Brigitte Aubert : Oui les incendies étaient relativement fréquents, mais celui-ci a frappé l’opinion publique de l’époque, parce qu’il réunissait pas mal de "people", et que le Bazar avait un but caritatif. En ce qui me concerne, c’est le fait que l’incendie soit lié au cinématographe qui a déterminé mon choix de prendre le Bazar comme point de départ.

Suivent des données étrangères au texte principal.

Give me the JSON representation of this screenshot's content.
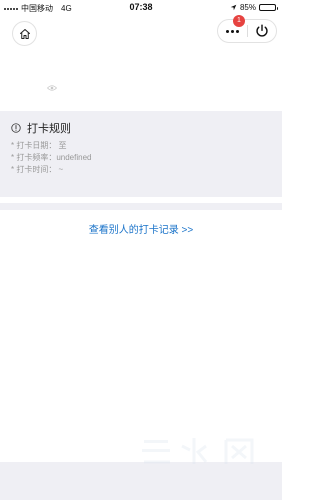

Cet incendie a trouvé sa source dans les produits utilisés pour les projections cinématographiques. Vous décrivez nombre des techniques utilisées. Emploie-t-on aujourd’hui les mêmes principes, les mêmes produits de base mais plus sécurisés ?
Non, bien sûr, les pellicules ne sont plus inflammables, je crois que le tournant a dû se faire dans les années 1930, je ne suis pas très calée là-dessus ! Et puis avec le cinéma numérique et la fin de l’argentique, la question ne se posera plus. Hélas peut-être car l’argentique a une richesse de définition et de tons à mon sens inégalable.

Vous avez réuni une équipe d’enquêteurs composée d’un journaliste, d’une comédienne, d’un ancien soldat devenu professeur de boxe et d’escrime, et d’un médecin légiste illusionniste. Qu’est-ce qui vous a donné l’idée de réunir des individus aux parcours aussi disparates ?
Le plaisir d’individualités fortes et sans préjugés, et de métiers disons marrants.

Louis est interpellé par l’assassinat d’une jeune bergère retrouvée égorgée et éviscérée. Puis, il découvre, dans les ruines fumantes du Bazar, le corps d’une jeune femme ayant subi le même traitement. C’est le début de la traque. Vous êtes-vous basée sur des faits similaires à l’époque ?
Non, c’est purement imaginaire !

L’enquête de Louis se poursuit à Aix-les-Bains, ce qui vous donne l’occasion de nous faire découvrir la vie d’une ville d’eau à cette époque. Ces séjours étaient-ils très prisés dans la haute société ?
Tout à fait. Aix-les-Bains, comme d’autres stations thermales, est une sorte de Saint-Tropez, où se côtoient le Gotha mondain et les "jet-setteurs" de l’époque. Un mélange tourbillonnant et détonant. Comme on le voit dans les bouquins, les gens se déplacent beaucoup. Bateau, train, on ne tient pas en place et l’intendance est particulièrement bien organisée. (Porteurs, locations de villas, domestiques, commerces ouverts tard le soir...)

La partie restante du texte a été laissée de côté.